WWII was so great philatelically for two major reasons. First, the wealth and education levels of the countries involved meant that there was lots of communication, a vast paper trail and huge amounts of material saved. When the Mongols virtually conquered the world there was no postal communication and nothing to collect. Not so World War II. And second, and more importantly, WWII was truly a world war. Scores of nations on multiple continents, thousands of battles, Prisoners of War (something the Mongols never concerned themselves with either) and constantly shifting borders mean that any of scores of areas could occupy a philatelist’s lifetime.

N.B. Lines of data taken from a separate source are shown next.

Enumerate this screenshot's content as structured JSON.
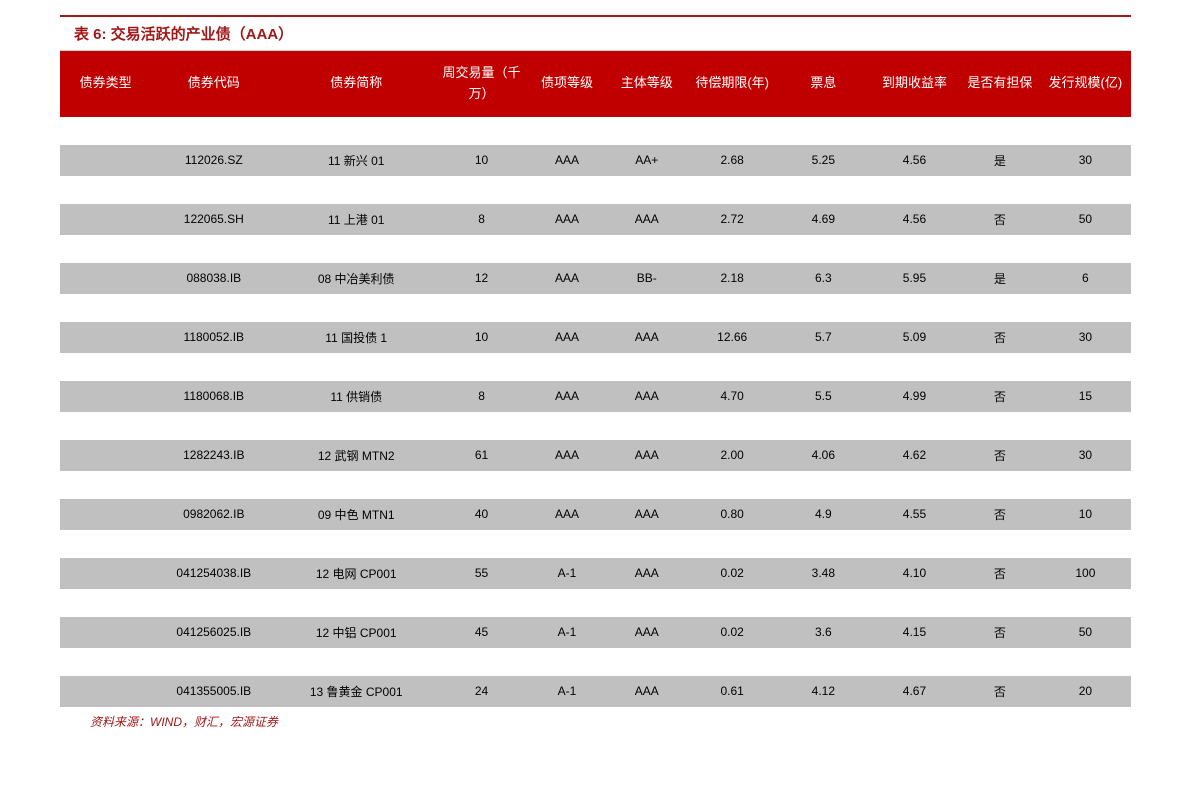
{
  "title": "表 6:  交易活跃的产业债（AAA）",
  "source": "资料来源：WIND，财汇，宏源证券",
  "colors": {
    "title_color": "#a01818",
    "title_border": "#a01818",
    "header_bg": "#c00000",
    "header_text": "#ffffff",
    "row_bg": "#c0c0c0",
    "row_text": "#000000",
    "source_color": "#a01818",
    "background": "#ffffff"
  },
  "table": {
    "columns": [
      "债券类型",
      "债券代码",
      "债券简称",
      "周交易量（千万）",
      "债项等级",
      "主体等级",
      "待偿期限(年)",
      "票息",
      "到期收益率",
      "是否有担保",
      "发行规模(亿)"
    ],
    "rows": [
      [
        "",
        "112026.SZ",
        "11 新兴 01",
        "10",
        "AAA",
        "AA+",
        "2.68",
        "5.25",
        "4.56",
        "是",
        "30"
      ],
      [
        "",
        "122065.SH",
        "11 上港 01",
        "8",
        "AAA",
        "AAA",
        "2.72",
        "4.69",
        "4.56",
        "否",
        "50"
      ],
      [
        "",
        "088038.IB",
        "08 中冶美利债",
        "12",
        "AAA",
        "BB-",
        "2.18",
        "6.3",
        "5.95",
        "是",
        "6"
      ],
      [
        "",
        "1180052.IB",
        "11 国投债 1",
        "10",
        "AAA",
        "AAA",
        "12.66",
        "5.7",
        "5.09",
        "否",
        "30"
      ],
      [
        "",
        "1180068.IB",
        "11 供销债",
        "8",
        "AAA",
        "AAA",
        "4.70",
        "5.5",
        "4.99",
        "否",
        "15"
      ],
      [
        "",
        "1282243.IB",
        "12 武钢 MTN2",
        "61",
        "AAA",
        "AAA",
        "2.00",
        "4.06",
        "4.62",
        "否",
        "30"
      ],
      [
        "",
        "0982062.IB",
        "09 中色 MTN1",
        "40",
        "AAA",
        "AAA",
        "0.80",
        "4.9",
        "4.55",
        "否",
        "10"
      ],
      [
        "",
        "041254038.IB",
        "12 电网 CP001",
        "55",
        "A-1",
        "AAA",
        "0.02",
        "3.48",
        "4.10",
        "否",
        "100"
      ],
      [
        "",
        "041256025.IB",
        "12 中铝 CP001",
        "45",
        "A-1",
        "AAA",
        "0.02",
        "3.6",
        "4.15",
        "否",
        "50"
      ],
      [
        "",
        "041355005.IB",
        "13 鲁黄金 CP001",
        "24",
        "A-1",
        "AAA",
        "0.61",
        "4.12",
        "4.67",
        "否",
        "20"
      ]
    ]
  }
}
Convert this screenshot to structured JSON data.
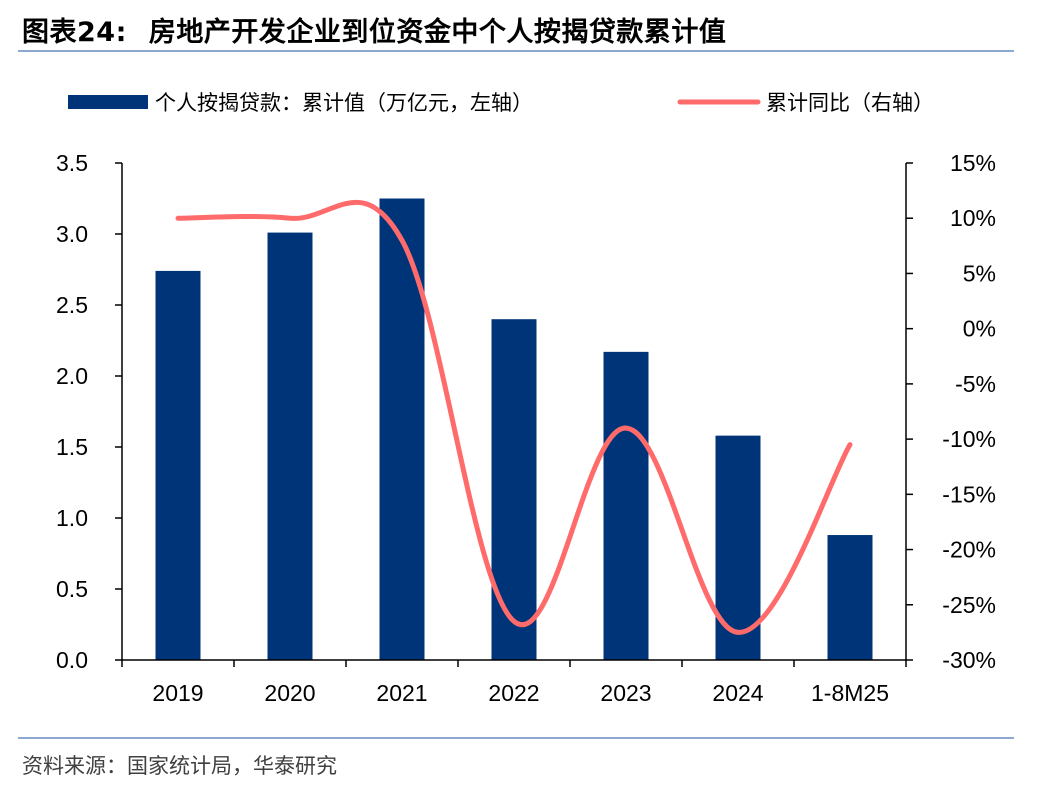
{
  "figure": {
    "label": "图表24:",
    "title": "房地产开发企业到位资金中个人按揭贷款累计值",
    "source": "资料来源：国家统计局，华泰研究"
  },
  "colors": {
    "bar": "#003478",
    "line": "#ff6b6b",
    "rule": "#8ea9cf"
  },
  "chart_data": {
    "type": "bar",
    "categories": [
      "2019",
      "2020",
      "2021",
      "2022",
      "2023",
      "2024",
      "1-8M25"
    ],
    "series": [
      {
        "name": "个人按揭贷款：累计值（万亿元，左轴）",
        "type": "bar",
        "axis": "left",
        "values": [
          2.74,
          3.01,
          3.25,
          2.4,
          2.17,
          1.58,
          0.88
        ]
      },
      {
        "name": "累计同比（右轴）",
        "type": "line",
        "axis": "right",
        "values": [
          10.0,
          10.0,
          8.0,
          -26.5,
          -9.0,
          -27.5,
          -10.5
        ]
      }
    ],
    "y_left": {
      "ticks": [
        "0.0",
        "0.5",
        "1.0",
        "1.5",
        "2.0",
        "2.5",
        "3.0",
        "3.5"
      ],
      "lim": [
        0,
        3.5
      ]
    },
    "y_right": {
      "ticks": [
        "-30%",
        "-25%",
        "-20%",
        "-15%",
        "-10%",
        "-5%",
        "0%",
        "5%",
        "10%",
        "15%"
      ],
      "lim": [
        -30,
        15
      ]
    },
    "grid": false,
    "legend": "top"
  }
}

The philatelic popularity of most wars is cyclical and it runs like this: the generation that fought in the war is the first to actively collect the philately of the war and they begin in earnest as they approach retirement. This led, in the case of WWII collecting, to a rapid increase in interest (and prices) in the stamps and covers that the war produced beginning in the 1980’s. Then, that generation dies out and there is weakness in that war’s philatelic market for a generation or two until the war is rediscovered, so to speak. This pattern happened to US Civil War collecting which flourished in the late Nineteenth century and languished in the early Twentieth, only to boom again. And it happened with the philately of WWI. If you are looking for a great specialty with room for growth in the years ahead you should use the fact that the WWII generation is selling their collections as time to begin this fascinating specialty.